In a quarterly report on regional economies, the central bank said there was hope that smaller firms would hike wages by the same amount as last year or more, after bumper pay hikes were offered to employees by their bigger counterparts.

"With strong wage hikes sustained for two straight years, companies are changing their behaviour to cope with rising labour costs," such as boosting investment to streamline operations, the BOJ said.

"As wage hikes broaden, many regions saw a steady increase in the number of firms that were passing on labour costs or were considering doing so," it said.

The BOJ's regional report will be among factors the board will scrutinise in producing fresh quarterly growth and inflation forecasts at its next rate review on April 25-26.

The BOJ ended eight years of negative interest rates and other remnants of its unorthodox policy last month, making a historic shift away from its focus on reflating growth with decades of massive monetary stimulus.

While the decision was driven partly by hefty wage hikes offered by big firms, the pace of further interest rate increases will likely be swayed by whether pay rises will spread to smaller firms in regional areas of Japan, analysts say.

Japan's intensifying labour shortage was keeping firms under pressure to hike wages, or prepare for an era where they need to keep raising pay to attract talent, said Takeshi Nakajima, the BOJ's branch manager overseeing the Kansai western Japan region.

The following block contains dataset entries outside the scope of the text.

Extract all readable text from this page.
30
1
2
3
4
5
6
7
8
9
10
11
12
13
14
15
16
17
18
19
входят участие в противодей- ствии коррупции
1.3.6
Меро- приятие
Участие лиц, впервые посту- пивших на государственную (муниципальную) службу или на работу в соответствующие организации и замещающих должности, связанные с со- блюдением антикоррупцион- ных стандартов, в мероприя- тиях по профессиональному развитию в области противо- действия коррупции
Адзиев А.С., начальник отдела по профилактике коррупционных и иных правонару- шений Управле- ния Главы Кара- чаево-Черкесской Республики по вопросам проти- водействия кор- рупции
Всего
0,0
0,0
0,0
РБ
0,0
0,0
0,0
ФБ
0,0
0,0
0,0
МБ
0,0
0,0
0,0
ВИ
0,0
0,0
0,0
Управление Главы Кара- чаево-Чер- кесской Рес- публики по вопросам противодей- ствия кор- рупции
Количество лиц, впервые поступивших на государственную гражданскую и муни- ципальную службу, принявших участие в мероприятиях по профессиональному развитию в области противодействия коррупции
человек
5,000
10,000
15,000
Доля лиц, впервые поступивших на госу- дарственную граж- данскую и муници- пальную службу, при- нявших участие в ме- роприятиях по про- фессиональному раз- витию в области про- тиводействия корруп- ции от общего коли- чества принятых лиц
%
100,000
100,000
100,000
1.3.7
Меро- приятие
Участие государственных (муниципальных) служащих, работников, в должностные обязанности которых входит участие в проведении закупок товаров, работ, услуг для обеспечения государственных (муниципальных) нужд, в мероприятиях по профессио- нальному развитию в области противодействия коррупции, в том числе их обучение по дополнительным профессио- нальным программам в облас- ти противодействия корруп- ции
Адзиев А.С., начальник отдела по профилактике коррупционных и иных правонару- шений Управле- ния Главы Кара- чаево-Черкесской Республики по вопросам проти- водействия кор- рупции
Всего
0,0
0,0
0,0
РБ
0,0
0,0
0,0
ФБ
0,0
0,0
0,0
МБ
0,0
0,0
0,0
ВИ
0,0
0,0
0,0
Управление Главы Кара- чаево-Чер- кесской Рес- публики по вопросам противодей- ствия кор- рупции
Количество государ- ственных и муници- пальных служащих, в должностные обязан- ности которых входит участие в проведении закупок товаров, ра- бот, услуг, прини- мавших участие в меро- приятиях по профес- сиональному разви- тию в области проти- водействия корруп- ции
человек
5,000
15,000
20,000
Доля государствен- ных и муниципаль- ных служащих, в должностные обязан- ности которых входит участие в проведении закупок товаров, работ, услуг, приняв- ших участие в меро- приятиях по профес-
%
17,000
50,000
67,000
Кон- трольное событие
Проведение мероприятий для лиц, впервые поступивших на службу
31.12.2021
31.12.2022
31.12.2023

"When I ask companies what they see as future business challenges, they immediately talk about labour shortages," he told a news conference.

Japanese firms have agreed to raise wages by 5.24% this year, a third survey by labour umbrella Rengo showed on Thursday, roughly unchanged from the second survey that showed the biggest rise under comparable data since 2013.

The third survey covers a larger number of firms, including smaller ones, than the first and second surveys.


In the regional report, the BOJ cut its assessment for seven of Japan's nine regions.

The downgrades were mostly due to the hit to consumption from unusually warm weather during the winter and slumping output due to auto production disruptions, the report said.

Japan's factory output unexpectedly fell in February due to production and shipment disruption at Toyota Motor and its small-car unit, which could weigh on the broader economy due to their huge presence in the country's manufacturing sector.

"The region's auto output clearly fell at the start of this year. But it's likely to recover to fairly high levels soon," said Tetsuya Hiroshima, the BOJ's branch manager overseeing the Tokai central Japan region that is home to Toyota and many parts suppliers.

While the BOJ's report said factors weighing on consumption and output were temporary, some branch managers warned of other risks such as the fallout from China's economic slowdown.

"Exports aren't doing so well mainly due to weak IT-related shipments to China, and the drag is lasting longer than many firms had expected," said BOJ Osaka branch manager Nakajama.